Philip:Ja, es gibt viele Plattformen, aber eben keine für Theaterschaffende – und die Bedarfe sind hier sehr speziell. Das Problem ist: Freiberufler, kleine Firmen, Vereine und Privatmenschen sammeln über die Jahre eine Unmenge an Equipment, Werkzeugen, Kostümteilen und anderweitig nützlichen Gegenständen an. Die Sachen verstauben aber in den Lagerräumen und werden nur ein paar Mal im Jahr genutzt. Dingsda schafft hier Abhilfe. Denn viele Projekte in der Theaterszene finden heute gleichzeitig statt. Die Organisation wird meist über Google Spreadsheets abgewickelt – da werden Lagerlisten für den Zoll, für die Abrechnung oder das Inventar erstellt. Erfahrungsgemäß funktioniert das bei horizontalen, kollektiven Strukturen aber eben nicht so gut. So kam auch die Idee von dingsda auf. Ich dachte mir: Okay, das lässt sich vielleicht mit einer Mobile App lösen, die eine Plattform mit Datenbank verwaltet, bei der man alles aus der Hosentasche heraus buchen und organisieren kann. Dingsda ist Teil des Internet der Dinge, wenn man so will.

Bei der Arbeit: Jan Philip Steimel von dingsda. © Jan Philip Steimel

CCB Magazin:Richard Sennett sprach im Kontext der „Internet of things“ von der „Null-Grenzkosten-Gesellschaft“, die den Kapitalismus an sein Ende führen könnte, wenn das Teilen zum neuen Mantra wird. Ein Problem ist aber, dass gerade viele kleine Anbieter von der Sharing Economy kaum oder gar nicht leben können. Wie finanziert ihr dingsda?

Philip:Die Tatsache, dass wir dingsda kostenlos und Open Source halten wollen, macht es förderbedürftig. Wir hatten Glück und konnten das Projekt über den Prototyp Fund erstmal zum Laufen bringen und einen ersten Prototyp entwickeln.
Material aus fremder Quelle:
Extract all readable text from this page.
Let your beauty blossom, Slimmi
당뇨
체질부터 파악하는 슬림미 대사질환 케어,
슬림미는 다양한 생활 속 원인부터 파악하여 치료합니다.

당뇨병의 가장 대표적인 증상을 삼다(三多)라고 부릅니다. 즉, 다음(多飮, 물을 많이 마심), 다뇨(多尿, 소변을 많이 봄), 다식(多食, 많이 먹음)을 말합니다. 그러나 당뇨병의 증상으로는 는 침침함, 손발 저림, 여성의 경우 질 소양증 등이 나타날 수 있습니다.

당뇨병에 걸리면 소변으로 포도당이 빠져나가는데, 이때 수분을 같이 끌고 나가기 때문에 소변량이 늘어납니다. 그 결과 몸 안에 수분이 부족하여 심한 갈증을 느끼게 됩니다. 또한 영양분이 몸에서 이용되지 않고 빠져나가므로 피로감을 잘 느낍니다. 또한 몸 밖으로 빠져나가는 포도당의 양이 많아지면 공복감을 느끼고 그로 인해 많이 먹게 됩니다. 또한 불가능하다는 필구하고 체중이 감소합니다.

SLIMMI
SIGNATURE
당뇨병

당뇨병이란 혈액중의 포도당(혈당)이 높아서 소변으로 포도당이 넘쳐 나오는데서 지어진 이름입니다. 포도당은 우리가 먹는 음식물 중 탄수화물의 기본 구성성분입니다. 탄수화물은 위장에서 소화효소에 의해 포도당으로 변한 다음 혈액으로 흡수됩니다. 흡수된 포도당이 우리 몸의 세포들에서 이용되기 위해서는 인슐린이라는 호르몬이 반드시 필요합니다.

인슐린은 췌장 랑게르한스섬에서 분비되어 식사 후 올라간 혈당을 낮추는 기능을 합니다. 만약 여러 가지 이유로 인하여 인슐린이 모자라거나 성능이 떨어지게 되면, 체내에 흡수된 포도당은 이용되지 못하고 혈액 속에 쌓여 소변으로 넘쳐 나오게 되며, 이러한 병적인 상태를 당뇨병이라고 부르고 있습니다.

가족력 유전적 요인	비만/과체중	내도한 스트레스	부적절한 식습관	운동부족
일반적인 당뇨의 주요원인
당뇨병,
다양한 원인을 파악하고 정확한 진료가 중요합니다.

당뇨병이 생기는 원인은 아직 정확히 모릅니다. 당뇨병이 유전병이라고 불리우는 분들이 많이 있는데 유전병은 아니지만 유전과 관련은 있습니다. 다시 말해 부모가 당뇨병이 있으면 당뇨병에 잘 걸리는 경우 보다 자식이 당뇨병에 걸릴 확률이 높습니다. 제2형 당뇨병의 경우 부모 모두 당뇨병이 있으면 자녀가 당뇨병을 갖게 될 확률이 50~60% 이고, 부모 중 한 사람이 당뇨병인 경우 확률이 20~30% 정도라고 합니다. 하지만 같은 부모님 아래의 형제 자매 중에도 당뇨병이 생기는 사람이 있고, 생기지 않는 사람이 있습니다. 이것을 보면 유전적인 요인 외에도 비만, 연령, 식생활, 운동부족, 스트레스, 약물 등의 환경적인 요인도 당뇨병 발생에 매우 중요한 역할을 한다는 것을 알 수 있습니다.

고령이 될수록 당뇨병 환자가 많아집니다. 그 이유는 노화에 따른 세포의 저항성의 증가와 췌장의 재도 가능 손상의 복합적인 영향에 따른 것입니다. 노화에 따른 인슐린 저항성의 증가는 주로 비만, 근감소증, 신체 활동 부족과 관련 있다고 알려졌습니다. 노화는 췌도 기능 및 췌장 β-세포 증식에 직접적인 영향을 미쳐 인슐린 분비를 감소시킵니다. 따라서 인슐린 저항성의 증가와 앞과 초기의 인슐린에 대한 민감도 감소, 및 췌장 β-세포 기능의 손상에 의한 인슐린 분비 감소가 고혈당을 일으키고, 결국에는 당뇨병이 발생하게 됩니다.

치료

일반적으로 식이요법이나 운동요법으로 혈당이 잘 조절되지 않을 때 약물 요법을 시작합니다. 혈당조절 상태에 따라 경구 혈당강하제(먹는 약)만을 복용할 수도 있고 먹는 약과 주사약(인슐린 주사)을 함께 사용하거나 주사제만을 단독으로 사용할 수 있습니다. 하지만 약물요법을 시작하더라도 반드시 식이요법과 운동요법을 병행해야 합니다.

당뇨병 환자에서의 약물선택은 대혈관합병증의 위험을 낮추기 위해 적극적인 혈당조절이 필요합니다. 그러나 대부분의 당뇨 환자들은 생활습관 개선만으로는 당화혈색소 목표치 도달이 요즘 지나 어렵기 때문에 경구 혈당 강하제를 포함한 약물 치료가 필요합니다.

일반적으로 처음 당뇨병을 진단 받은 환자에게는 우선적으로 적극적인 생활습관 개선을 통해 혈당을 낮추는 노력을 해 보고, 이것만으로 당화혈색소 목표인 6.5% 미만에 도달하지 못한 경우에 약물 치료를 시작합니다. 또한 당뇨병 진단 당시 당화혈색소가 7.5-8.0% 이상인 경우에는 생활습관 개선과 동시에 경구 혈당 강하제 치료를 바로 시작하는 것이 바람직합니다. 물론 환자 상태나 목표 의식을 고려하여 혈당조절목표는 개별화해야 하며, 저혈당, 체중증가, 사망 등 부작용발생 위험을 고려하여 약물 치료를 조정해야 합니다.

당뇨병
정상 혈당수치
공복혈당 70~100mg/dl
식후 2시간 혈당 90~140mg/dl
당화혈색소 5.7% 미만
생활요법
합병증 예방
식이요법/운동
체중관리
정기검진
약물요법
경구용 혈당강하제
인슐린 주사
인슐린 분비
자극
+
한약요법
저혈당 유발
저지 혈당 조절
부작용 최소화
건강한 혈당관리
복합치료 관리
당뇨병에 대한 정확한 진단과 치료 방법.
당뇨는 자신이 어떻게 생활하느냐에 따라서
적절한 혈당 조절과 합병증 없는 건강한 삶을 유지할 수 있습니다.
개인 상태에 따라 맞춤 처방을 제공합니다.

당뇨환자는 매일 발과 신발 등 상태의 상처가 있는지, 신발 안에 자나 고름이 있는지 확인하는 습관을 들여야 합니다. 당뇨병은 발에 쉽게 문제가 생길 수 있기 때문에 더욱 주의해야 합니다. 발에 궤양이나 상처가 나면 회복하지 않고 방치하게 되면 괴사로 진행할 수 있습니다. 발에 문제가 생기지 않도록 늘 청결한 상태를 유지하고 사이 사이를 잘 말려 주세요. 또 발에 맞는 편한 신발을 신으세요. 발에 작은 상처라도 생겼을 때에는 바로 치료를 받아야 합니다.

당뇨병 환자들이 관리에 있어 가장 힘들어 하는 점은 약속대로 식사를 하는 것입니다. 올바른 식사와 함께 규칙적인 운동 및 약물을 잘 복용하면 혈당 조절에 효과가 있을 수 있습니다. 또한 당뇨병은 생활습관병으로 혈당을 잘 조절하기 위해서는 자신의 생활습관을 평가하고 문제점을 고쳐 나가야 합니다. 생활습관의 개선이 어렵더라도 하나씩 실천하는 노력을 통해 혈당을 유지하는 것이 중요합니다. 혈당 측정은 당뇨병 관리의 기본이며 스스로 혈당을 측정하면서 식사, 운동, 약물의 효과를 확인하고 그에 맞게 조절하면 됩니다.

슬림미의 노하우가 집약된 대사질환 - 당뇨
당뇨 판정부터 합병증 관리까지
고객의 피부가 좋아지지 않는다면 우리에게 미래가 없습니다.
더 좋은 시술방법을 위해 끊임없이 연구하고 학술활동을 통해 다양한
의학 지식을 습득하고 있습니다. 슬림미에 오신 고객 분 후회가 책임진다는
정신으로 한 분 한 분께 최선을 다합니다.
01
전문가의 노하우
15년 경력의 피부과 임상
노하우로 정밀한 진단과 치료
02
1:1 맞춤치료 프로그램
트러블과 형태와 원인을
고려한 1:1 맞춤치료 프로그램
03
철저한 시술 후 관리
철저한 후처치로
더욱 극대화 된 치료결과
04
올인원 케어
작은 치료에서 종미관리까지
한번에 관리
Die ersten sechs Monate, die ich über den Prototyp Fund gefördert war, habe ich dingsda komplett alleine entwickelt mit Testern und Freunden aus meinem Theaterkollektiv. Nach den sechs Monaten musste ich dann erstmal wieder Geld verdienen. Momentan habe ich wieder ein bisschen mehr Zeit und entwickle die Plattform weiter, um es bald in die App Stores zu schieben. 

Meine Vision ist, dingsda zu einem sozialen Netzwerk für Gegenstände auszubauen, ein Internet der Dinge im eigentlichen Sinn. Dingsda ist mein Beitrag zu einem nachhaltigeren Umgang mit unseren Ressourcen, bei dem das Teilen wieder zur solidarischen Geste wird

CCB Magazin:Das Thema Teilen und Tauschen gewinnt seit Jahren an Dominanz. In der Modewirtschaft geht es vor allem um ein neues ökologisches Bewusstsein, das Arbeit und Ökonomie grundsätzlich verändert. Ich verstehe dingsda eher so, dass es ganz pragmatisch darum geht, Kosten sparen zu können. Liege ich falsch? 

Philip:Ich würde beides in Einklang bringen. Ja, es ist eine Form der Kostenreduktion und darum ganz pragmatisch aber eben auch hilfreich für Theaterschaffende, weil oft die Gelder knapp sind. Zugleich ist es eine Form der Kritik, die sich an die ungerechte Verteilung von Produktionsmitteln in der Gesellschaft richtet. 

CCB Magazin:Philip, welche Vision hast du? Und wo siehst du dingsda in der Zukunft? 

Philip:Meine Vision ist, dingsda zu einem sozialen Netzwerk für Gegenstände auszubauen, ein Internet der Dinge im eigentlichen Sinn. Unsere Zielgruppe soll sich von Künstlern, Theaterkollektiven und Hackern auf alle Personengruppen erweitern, um durch den Austausch von Dingen auch den gesellschaftlichen Austausch zu fördern. Dingsda ist mein Beitrag zu einem nachhaltigeren Umgang mit unseren Ressourcen, bei dem das Teilen wieder zur solidarischen Geste wird. In einer weiteren Zukunft kann ich mir aber auch sehr gut vorstellen, dass eine Plattform wie dingsda die Vermietung, den Verleih, etc. auch kommerziell umsetzt.

 

CCB Magazin:Letzte Frage: Am 29.10 Philip stellst du dingsda auf unserer Veranstaltung „Support Your Local Culture“ vor. Was sind deine Erwartungen? 

Philip:Ich freue mich sehr auf die Veranstaltung, denn ich werde dingsda in der aktuellen Prototypform  an einem Stand vorstellen und Leuten erklären, wofür das gut ist und mir Feedback einholen, und – who knows – vielleicht sogar ein paar Leute finden, die Interesse haben, bei der Entwicklung mitzuhelfen. Ich bin gespannt.